Despite this there has been no jobs “Armageddon” across the world, although it is undoubtedly true that many traditional manufacturing heartlands, such as the Rust Belt in the US and the North-East of England, have become economically depressed as local jobs have disappeared. In fact, what happens is that labour markets reposition themselves in the wake of such radical shifts, with new jobs created, as a consequence, in different sectors.

It also should be emphasised that changes in job markets tend to happen slowly, and this is likely to be the case with AI as well. People in sectors of employment identified as “at risk” should not start looking over their shoulders just yet.
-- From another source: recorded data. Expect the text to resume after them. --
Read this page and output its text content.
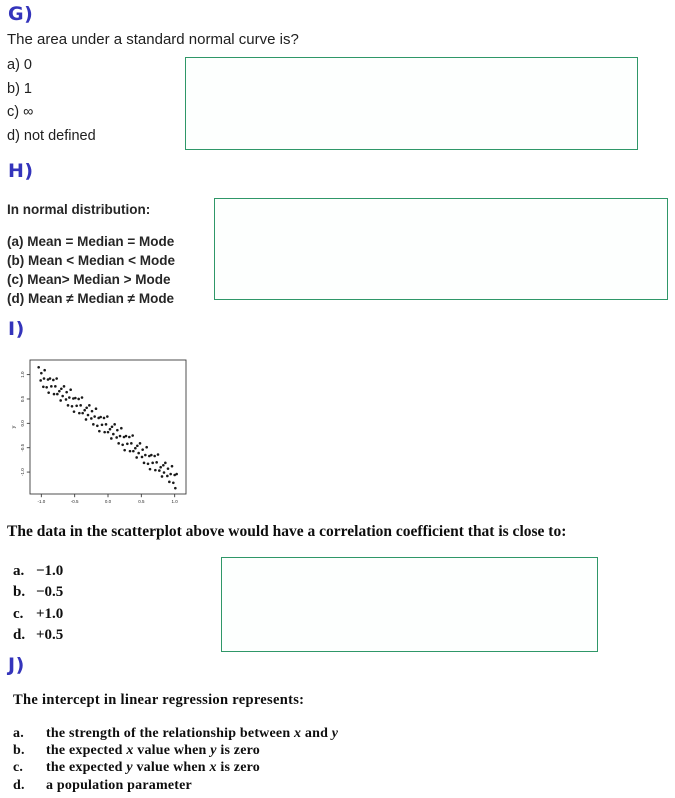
G)
The area under a standard normal curve is?
a) 0
b) 1
c) ∞
d) not defined
H)
In normal distribution:
(a) Mean = Median = Mode
(b) Mean < Median < Mode
(c) Mean> Median > Mode
(d) Mean ≠ Median ≠ Mode
I)
-1.0	-0.5	0.0	0.5	1.0
1.0
0.5
0.0
-0.5
-1.0
y
The data in the scatterplot above would have a correlation coefficient that is close to:
a. −1.0
b. −0.5
c. +1.0
d. +0.5
J)
The intercept in linear regression represents:
a.	the strength of the relationship between x and y
b.	the expected x value when y is zero
c.	the expected y value when x is zero
d.	a population parameter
In fact, the increased implementation of AI is likely to create a whole new swathe of jobs, requiring completely different skills and knowledge than exist today. A recent Accenture study “How Companies are Reimaging Business Processes with IT” identified 3 categories of new AI-driven business and technology jobs, which they labelled “trainers”, “explainers” and “sustainers”.

Trainers will be required to teach AI systems how they should perform – for example, helping language translators and natural language processors to make fewer mistakes, or teaching AI algorithms how to mimic human behaviour. AI systems do not understand human emotions or expressions of thought like empathy or sarcasm – they have to be taught.

Explainers will be needed to bridge the gaps between systems and humans, particularly business leaders and managers. Many business executives are uneasy with the “black box” approach of machine learning algorithms, and need somebody to explain and interpret data for them. Explainers will need not only to understand how the technology works and how it produces results, they will also need to be able to translate that into normal “business speak”.

The final category of job identified, sustainers, will be responsible for ensuring that AI systems are operating as designed. Current studies indicate that, on average, less than a third of companies will AI systems believe in their fairness, whilst there are serious doubts about their safety as well. This is a clear threat to the long-term roll-out of AI technology. Sustainers will have a big role to play in building the necessary trust and reliance on such systems going forward.

Of course, such jobs will require staff with the necessary skills and talents to undertake them, which, in turn, may need a radical shift by schools and universities away from traditional curriculum to offer courses which teach these new disciplines.

Undoubtedly AI is going to have an impact on the job market, but it is unlikely to be the doomsday scenario some have predicted. Those jobs which require a high degree of manual, repetitive tasks are likely to be replaced by computers or robots but, in their place, there are likely to arise a whole new range of jobs which are more highly skilled, challenging and crucial to long-term economic prosperity.  And there will continue to be jobs which computers just cannot do, or perform well.

AI will have a transformative effect on employment, but it need not be cataclysmic.